Collectively, these benefits can lead to a significant reduction in staffing costs associated with payment processing.
Implementing instant bank payment systems in dealerships
To successfully use instant bank payment systems, dealerships should consider the following steps:
- Assess current payment processes: Identify inefficiencies in existing payment workflows to understand where improvements can be made.
- Select a suitable payment platform: Choose a provider that offers secure, user-friendly instant bank payment solutions compatible with the dealership’s operational needs.
- Integrate with existing systems: Make sure the new payment system seamlessly integrates with current accounting and Customer Relationship Management (CRM) software to maintain operational continuity.
- Train staff: Give comprehensive training to employees on the new system to allow a smooth transition and encourage adoption.
- Communicate with customers: Inform customers about the new payment options, highlighting the benefits such as security and convenience to encourage uptake.
Case Study: Ponko Car Dealership

Ponko, a leading car dealership in Cambridge with over 300 vehicles, sought to streamline its payment processes and reduce associated staffing costs.
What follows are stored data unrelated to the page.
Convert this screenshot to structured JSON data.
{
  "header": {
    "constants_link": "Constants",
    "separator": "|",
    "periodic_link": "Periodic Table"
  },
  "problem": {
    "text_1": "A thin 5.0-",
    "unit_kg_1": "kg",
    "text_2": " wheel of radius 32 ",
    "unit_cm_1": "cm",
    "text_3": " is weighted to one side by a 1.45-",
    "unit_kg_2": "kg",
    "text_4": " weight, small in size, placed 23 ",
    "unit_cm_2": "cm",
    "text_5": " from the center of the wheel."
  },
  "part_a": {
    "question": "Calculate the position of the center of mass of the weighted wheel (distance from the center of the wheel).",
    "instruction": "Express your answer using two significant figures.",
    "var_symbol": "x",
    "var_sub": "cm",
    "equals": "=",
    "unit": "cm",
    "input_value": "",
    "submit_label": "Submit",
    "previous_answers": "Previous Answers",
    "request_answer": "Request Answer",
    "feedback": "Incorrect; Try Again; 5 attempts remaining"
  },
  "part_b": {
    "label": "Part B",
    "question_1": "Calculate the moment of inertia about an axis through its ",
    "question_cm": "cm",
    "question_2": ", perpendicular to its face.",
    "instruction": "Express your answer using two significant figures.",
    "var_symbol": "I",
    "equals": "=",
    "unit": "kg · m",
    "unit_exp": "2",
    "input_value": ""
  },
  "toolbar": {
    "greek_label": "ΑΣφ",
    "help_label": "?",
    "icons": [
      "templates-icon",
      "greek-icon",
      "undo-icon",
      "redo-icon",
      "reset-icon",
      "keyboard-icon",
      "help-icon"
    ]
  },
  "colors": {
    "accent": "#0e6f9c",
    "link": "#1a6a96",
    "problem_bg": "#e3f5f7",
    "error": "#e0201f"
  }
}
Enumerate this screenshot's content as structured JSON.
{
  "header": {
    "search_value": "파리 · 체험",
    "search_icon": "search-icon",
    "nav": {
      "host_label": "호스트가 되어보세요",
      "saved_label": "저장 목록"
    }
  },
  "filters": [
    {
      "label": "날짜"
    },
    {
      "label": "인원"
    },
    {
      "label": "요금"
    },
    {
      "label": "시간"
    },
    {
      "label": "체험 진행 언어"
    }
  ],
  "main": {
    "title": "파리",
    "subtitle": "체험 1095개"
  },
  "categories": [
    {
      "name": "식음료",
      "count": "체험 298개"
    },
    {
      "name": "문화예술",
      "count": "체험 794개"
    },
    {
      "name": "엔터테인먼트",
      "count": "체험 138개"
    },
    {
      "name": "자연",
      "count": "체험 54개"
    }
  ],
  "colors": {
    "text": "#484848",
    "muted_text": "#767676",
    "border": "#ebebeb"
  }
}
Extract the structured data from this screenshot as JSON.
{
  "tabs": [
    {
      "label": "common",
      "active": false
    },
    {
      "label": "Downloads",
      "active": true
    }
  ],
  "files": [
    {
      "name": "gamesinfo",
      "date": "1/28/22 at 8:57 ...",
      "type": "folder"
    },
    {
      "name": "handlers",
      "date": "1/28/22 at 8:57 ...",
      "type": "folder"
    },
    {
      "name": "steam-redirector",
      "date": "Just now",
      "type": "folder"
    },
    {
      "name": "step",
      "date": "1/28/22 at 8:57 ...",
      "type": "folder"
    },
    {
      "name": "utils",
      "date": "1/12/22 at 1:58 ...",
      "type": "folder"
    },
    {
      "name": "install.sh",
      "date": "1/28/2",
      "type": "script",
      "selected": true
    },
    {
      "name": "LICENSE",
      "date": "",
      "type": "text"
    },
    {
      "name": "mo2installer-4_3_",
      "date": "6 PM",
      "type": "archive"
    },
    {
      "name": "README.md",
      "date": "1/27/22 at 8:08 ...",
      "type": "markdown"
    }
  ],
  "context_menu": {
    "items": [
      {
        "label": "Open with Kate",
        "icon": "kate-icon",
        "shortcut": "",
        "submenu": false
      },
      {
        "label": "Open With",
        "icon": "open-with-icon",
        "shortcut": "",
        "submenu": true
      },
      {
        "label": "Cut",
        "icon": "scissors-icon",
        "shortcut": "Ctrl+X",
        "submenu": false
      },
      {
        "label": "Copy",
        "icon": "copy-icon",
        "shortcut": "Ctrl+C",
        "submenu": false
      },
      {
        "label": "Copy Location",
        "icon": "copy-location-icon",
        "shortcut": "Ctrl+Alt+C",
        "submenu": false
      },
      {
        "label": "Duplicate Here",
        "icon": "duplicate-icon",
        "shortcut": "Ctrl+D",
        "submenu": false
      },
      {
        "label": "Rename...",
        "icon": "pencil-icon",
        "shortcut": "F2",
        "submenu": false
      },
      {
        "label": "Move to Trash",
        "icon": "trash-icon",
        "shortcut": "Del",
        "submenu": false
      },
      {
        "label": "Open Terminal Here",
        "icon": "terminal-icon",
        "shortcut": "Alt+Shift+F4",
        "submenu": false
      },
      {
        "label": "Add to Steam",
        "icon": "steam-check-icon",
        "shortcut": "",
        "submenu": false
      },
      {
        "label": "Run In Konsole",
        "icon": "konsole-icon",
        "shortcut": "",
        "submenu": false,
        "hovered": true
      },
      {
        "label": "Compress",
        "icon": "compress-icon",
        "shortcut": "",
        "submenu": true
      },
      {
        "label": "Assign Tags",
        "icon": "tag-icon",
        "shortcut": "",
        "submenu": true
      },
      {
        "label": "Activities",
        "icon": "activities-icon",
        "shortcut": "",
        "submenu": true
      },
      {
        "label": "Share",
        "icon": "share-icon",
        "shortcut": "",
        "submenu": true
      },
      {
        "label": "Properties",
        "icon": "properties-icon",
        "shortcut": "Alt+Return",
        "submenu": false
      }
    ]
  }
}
By partnering with Atoa Instant Bank Pay, Ponko shifted 96% of its transactions to instant bank payments. This shift resulted in savings exceeding £6,000 in card fees each month, significantly enhancing their cash flow.
Conclusion
Rising staffing costs are a real challenge for UK car dealerships. Switching to instant bank payments can make a big difference. It’s a smart way to stay efficient and keep operations running smoothly. Now is the time for dealerships to explore instant bank payments and stay ahead in an ever-changing market.